Funerary Monument To Sir John Hawkwood - Interpretation

Interpretation

By classicizing the condottieri, the portrait may have represented an opportunity to—as Leonardo Bruni had advocated—"revive the ancient form of tribute" by choosing a "long-dead and uncontroversial subject". Mallett has interpreted the fresco as a Medicean attempt to exalt "the praiseworthiness of condottieri to a populace with mixed feelings". In fact, Cosimo may have allowed the former Albizzi project to go through merely to pave the way for a similar honor for Niccolò da Tolentino (died 1435), a condottiero whom the Medici would have favored over Hawkwood. The Tolentino fresco was commissioned 20 years after the soldier of fortune's death, and was specified in its contract to be painted in "the same manner and form as the Hawkwood". Thus, the recommissioning of the portrait may be read as part of an ongoing debate over the appropriateness of condottieri for a Republic. Bruni raises this subject in De militia (1420), arguing for a standing Florentine militia, especially given the close ties between Tolentino and the Medici. Intending to depict Hawkwood as an "obedient captain conducting an inspection of troops", the conceit of Hawkwood patiently reviewing troops is "suggestive of a loyal communal servant".

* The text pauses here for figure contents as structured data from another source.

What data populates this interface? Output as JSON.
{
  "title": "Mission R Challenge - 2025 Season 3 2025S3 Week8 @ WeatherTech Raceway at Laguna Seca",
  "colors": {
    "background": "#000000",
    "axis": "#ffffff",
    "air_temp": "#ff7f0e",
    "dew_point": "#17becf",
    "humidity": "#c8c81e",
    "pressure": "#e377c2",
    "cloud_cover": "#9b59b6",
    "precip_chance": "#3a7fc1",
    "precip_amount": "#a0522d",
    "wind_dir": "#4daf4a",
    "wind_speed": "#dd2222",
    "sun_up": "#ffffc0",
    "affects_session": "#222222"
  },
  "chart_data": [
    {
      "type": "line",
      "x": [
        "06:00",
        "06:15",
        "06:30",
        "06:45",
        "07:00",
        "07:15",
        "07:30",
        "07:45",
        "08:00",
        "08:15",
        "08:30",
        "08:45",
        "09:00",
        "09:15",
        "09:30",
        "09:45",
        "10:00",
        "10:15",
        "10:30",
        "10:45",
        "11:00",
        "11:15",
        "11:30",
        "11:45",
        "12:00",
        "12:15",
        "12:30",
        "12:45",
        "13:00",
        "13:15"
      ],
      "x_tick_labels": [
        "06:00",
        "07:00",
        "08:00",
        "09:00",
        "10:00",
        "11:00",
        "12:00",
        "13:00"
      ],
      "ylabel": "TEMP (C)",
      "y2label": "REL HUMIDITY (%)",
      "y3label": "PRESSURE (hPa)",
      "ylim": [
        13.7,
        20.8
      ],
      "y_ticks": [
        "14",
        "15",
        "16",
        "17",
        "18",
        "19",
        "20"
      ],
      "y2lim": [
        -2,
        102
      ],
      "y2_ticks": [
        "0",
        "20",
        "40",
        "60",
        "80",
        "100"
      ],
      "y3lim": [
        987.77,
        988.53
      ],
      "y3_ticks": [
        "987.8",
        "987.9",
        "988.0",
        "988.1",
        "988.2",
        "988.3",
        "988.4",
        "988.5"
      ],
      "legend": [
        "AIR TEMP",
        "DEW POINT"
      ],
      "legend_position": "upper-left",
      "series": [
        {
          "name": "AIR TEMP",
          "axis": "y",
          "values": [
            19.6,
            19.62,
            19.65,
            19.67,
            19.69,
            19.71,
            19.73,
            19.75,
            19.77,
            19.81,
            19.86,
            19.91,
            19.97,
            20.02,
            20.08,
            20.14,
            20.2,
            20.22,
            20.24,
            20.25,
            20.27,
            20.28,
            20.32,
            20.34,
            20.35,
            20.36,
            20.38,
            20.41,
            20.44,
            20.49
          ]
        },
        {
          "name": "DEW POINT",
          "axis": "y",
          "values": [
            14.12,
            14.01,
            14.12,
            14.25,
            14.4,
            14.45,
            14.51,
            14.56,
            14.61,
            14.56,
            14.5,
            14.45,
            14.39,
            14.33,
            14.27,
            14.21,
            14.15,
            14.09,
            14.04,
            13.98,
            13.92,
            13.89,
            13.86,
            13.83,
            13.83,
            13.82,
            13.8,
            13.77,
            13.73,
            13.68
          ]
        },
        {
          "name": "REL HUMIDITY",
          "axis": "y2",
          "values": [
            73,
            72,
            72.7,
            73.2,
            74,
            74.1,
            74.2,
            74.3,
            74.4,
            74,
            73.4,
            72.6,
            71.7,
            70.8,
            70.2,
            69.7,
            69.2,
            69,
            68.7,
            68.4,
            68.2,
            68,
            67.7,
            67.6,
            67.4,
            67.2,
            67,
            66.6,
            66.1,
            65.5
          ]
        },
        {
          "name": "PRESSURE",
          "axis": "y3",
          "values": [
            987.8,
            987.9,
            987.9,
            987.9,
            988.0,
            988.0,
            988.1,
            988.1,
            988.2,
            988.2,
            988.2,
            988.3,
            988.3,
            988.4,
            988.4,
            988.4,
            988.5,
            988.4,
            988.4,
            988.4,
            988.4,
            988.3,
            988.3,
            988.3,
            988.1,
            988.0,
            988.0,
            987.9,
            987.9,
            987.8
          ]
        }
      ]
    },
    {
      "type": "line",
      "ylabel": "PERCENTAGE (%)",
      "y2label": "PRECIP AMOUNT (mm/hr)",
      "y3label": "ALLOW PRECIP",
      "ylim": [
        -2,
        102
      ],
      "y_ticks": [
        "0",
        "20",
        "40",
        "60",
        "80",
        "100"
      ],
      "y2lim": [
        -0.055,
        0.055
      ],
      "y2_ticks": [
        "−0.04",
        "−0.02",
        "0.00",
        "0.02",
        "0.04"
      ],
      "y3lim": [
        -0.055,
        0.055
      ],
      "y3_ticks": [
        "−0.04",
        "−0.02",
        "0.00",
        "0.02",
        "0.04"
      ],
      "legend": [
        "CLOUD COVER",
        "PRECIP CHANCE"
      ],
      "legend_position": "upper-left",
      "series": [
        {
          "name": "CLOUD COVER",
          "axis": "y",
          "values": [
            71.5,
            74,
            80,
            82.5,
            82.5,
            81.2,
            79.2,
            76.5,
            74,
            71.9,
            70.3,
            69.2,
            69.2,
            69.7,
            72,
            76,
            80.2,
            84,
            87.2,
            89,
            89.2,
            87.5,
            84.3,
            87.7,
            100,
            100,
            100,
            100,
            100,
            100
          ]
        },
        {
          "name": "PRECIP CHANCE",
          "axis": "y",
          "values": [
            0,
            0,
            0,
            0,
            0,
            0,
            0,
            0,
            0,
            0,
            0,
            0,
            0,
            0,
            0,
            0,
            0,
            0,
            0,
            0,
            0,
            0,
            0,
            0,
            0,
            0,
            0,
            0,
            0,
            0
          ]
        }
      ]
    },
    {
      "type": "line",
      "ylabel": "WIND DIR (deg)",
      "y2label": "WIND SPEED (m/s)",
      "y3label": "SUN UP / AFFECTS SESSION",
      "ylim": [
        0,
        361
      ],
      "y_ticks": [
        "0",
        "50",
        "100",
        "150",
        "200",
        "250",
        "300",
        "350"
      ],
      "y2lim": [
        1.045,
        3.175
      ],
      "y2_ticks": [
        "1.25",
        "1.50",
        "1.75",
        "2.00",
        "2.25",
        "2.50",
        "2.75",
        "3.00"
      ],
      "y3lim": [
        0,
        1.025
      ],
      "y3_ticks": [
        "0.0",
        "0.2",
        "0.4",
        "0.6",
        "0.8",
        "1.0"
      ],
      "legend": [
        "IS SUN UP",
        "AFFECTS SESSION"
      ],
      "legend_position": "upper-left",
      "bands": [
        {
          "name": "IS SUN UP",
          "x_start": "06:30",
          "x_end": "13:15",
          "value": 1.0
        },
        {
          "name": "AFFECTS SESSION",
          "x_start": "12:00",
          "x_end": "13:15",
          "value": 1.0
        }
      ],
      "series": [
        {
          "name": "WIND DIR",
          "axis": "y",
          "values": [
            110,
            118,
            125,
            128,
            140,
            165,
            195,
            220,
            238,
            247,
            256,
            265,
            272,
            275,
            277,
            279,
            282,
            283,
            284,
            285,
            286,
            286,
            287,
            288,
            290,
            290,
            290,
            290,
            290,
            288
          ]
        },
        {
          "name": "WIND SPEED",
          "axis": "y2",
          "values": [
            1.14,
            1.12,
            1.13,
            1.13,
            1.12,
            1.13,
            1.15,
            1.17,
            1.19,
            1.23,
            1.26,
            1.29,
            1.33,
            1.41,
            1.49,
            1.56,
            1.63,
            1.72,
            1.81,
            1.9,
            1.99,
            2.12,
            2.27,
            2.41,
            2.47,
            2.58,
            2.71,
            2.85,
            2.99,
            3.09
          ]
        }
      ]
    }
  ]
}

The Medici may have wished to emphasize that point that any condottiero, no matter how hostile or fickle, could be bought off and manipulated to Florentine interests and truly Florentinized. Attempts to claim Hawkwood as Florentine were well underway even before his death; for example, Pier Paolo Vergerio the Elder wrote in 1391 that Hawkwood "no longer has any foreign blood and has become regenerated more strongly and more healthful in fiber and body under the moderating sky of Italy". Such a viewpoint has even crept into modern scholarship: the 19th-century Italian historian Ercole Ricotti called Hawkwood "the last of the foreign condottieri or the first of the Italian ones"; his 18th-century biography Domenico Maria Manni called him "general captain of Florentine armies" and virtually ignored two decades of Hawkwood's service to other city-states; even in the 20th century, Friedrich Gaupp attempted to characterize Hawkwood's direct attack on Florence as a "marriage proposal".